Die Voraussetzungen nach Satz 1 sind durch die Person, die sicherheitstechnische Kontrollen durchführt, auf Verlangen der zuständigen Behörde nachzuweisen.

(5) Der Betreiber darf nur Personen mit der Durchführung sicherheitstechnischer Kontrollen beauftragen, die die in Absatz 4 Satz 1 genannten Voraussetzungen erfüllen. 

§ 7 Medizinproduktebuch

(1) Für die in den Anlagen 1 und 2 aufgeführten Medizinprodukte hat der Betreiber ein Medizinproduktebuch mit den Angaben nach Absatz 2 Satz 1 zu führen. Für das Medizinproduktebuch sind alle Datenträger zulässig, sofern die in Absatz 2 Satz 1 genannten Angaben während der Dauer der Aufbewahrungsfrist verfügbar sind. Ein Medizinproduktebuch nach Satz 1 ist nicht für elektronische Fieberthermometer als Kompaktthermometer und Blutdruckmessgeräte mit Quecksilber- oder Aneroidmanometer zur nichtinvasiven Messung zu führen.
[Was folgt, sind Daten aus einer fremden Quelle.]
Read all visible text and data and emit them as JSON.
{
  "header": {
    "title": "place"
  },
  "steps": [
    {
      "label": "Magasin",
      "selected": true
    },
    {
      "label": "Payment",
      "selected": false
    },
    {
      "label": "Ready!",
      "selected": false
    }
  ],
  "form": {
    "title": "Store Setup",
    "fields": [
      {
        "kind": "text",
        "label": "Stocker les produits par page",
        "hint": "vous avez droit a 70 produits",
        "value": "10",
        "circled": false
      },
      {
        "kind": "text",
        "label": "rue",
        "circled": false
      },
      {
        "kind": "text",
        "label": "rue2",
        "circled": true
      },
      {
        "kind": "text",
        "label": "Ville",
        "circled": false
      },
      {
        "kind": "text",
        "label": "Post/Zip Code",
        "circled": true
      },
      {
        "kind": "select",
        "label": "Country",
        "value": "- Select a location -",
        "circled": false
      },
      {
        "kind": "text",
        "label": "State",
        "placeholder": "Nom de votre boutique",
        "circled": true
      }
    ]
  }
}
(2) In das Medizinproduktebuch sind folgende Angaben zu dem jeweiligen Medizinprodukt einzutragen:

  1. Bezeichnung und sonstige Angaben zur Identifikation des Medizinproduktes,
  2. Beleg über Funktionsprüfung und Einweisung nach § 5 Abs. 1,
  3. Name des nach § 5 Abs. 1 Nr. 2 Beauftragten, Zeitpunkt der Einweisungen sowie Namen der eingewiesenen Personen,
  4. Fristen und Datum der Durchführung sowie das Ergebnis von vorgeschriebenen sicherheits- und messtechnischen Kontrollen und Datum von Instandhaltungen sowie der Name der verantwortlichen Person oder der Firma, die diese Maßnahme durchgeführt hat,
  5. soweit mit Personen oder Institutionen Verträge zur Durchführung von sicherheits- oder messtechnischen Kontrollen oder Instandhaltungsmaßnahmen bestehen, deren Namen oder Firma sowie Anschrift,
  6. Datum, Art und Folgen von Funktionsstörungen und wiederholten gleichartigen Bedienungsfehlern,
  7. Meldungen von Vorkommnissen an Behörden und Hersteller.
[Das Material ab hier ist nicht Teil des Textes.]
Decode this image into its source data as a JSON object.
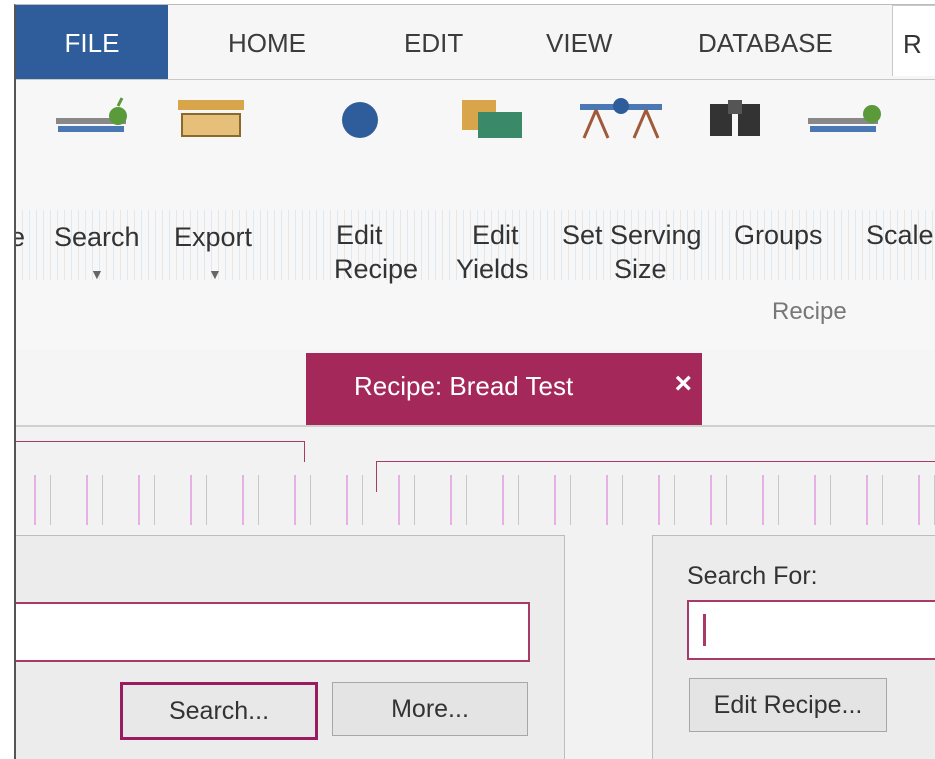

Bei den Angaben nach Nummer 1 sollte die Bezeichnung nach der vom Deutschen Institut für medizinische Dokumentation und Information (DIMDI) veröffentlichten Nomenklatur für Medizinprodukte eingesetzt werden. Das Bundesministerium für Gesundheit macht die Bezugsquelle der jeweils geltenden Nomenklatur für Medizinprodukte im Bundesanzeiger bekannt.

(3) Der zuständigen Behörde ist auf Verlangen am Betriebsort jederzeit Einsicht in die Medizinproduktebücher zu gewähren.